Parteirebell Dornauer attackiert Babler - Krach in der SPÖ eskaliert
Der 42-jährige Tiroler, schon immer als Parteirebell gefürchtet, ist inzwischen "wilder Landtagsabgeordneter" in Innsbruck. Aus privaten Gründen hat es den früheren Tiroler SPÖ-Chef jedoch vor allem nach Wien verschlagen. Das, was dort gegenwärtig in der Löwelstraße im Hauptquartier der Sozialdemokraten abgeliefert wird, kommentiert er wenig schmeichelhaft: Heute liege die Babler-SPÖ bei 18,7 Prozent, bei der Kanzlerfrage sogar nur bei zehn Prozent: "Das finde ich, gelinde gesagt, desaströs", sagte er in einem Interview mit der Krone. Die Bundesparteispitze um Vizekanzler Andreas Babler habe sich "leider gut einzementiert".
In Ungnade war Dornauer gefallen, weil er im Alleingang und am Koalitionspartner ÖVP vorbei den Antrag im Landtag gestellt hatte, der regionale Energieversorger "TIWAG" möge seine "Übergewinne" an die Verbraucher zurückzahlen. Ausgerechnet die Genossen reagierten hart und warfen den einstigen Hoffnungsträger aus der SPÖ: „Sie haben nicht nur den Dornauer ausgeschlossen, sondern auch den Markenkern und unsere Prinzipien verraten. Damit haben sie der Sozialdemokratischen Partei ungleich mehr geschadet als mir“, quittierte Dornauer das Vorgehen. Dass man einen „ursozialdemokratischen Antrag auf Verteilungsgerechtigkeit“ mit einem Ausschluss ahnde, stimme ihn nachdenklich.

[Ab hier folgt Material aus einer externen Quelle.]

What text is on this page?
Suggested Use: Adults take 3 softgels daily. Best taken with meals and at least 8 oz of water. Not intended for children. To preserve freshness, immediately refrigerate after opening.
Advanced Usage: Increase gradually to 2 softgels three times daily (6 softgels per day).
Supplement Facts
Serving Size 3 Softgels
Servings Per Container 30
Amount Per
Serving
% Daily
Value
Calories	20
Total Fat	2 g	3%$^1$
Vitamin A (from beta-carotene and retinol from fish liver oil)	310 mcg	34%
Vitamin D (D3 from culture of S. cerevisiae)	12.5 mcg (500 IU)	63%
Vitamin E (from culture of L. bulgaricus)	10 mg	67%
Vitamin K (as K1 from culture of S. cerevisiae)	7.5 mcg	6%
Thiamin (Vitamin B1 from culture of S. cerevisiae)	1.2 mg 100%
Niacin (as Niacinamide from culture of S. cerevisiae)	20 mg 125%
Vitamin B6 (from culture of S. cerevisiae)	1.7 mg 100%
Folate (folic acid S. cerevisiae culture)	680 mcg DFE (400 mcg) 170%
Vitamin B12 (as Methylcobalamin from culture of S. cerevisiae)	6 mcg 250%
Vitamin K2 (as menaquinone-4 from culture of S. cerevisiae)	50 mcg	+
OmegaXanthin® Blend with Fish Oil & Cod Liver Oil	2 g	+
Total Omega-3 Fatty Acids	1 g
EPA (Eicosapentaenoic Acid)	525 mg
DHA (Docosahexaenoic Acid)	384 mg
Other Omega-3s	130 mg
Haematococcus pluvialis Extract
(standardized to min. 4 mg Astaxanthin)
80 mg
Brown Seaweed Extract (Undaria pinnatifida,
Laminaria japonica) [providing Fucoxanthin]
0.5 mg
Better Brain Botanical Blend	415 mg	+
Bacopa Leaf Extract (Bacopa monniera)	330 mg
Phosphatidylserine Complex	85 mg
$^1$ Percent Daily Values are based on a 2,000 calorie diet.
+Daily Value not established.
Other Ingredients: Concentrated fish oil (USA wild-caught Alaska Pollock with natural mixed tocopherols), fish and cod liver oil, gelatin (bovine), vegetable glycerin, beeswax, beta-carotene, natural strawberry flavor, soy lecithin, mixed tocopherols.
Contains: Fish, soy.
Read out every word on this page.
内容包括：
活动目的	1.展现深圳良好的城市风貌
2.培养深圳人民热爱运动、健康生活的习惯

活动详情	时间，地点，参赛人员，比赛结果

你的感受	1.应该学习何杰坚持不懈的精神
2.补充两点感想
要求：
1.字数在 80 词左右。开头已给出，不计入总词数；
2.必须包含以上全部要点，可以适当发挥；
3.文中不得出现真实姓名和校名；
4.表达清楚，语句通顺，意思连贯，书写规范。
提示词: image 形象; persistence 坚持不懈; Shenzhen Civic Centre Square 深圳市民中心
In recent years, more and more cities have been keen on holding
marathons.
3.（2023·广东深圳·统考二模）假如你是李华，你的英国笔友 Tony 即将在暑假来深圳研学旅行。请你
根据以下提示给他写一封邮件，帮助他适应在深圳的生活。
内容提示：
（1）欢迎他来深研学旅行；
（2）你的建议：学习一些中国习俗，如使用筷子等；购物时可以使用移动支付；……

Auch die ÖVP nutzte den Krach in der SPÖ als politische Steilvorlage. Der Tiroler Nationalratsabgeordnete Franz Hörl kritisierte den Koalitionspartner - freilich mit süffisantem Seitenhieb auf frühere Eskapaden Dornauers: "Wenn ein Sozialdemokrat eine geladene Waffe in einem unversperrten Porsche liegen lässt, reicht das nicht für einen Parteiausschluss. Wenn ein Sozialdemokrat mit Rene Benko gemeinsam auf die Jagd geht, reicht das nicht für einen Parteiausschluss. Aber wenn ein Sozialdemokrat eine sozialistische Forderung im Landtag einbringt, dann reicht das augenscheinlich bei der Tiroler SPÖ für einen Ausschluss“, sagte Hörl.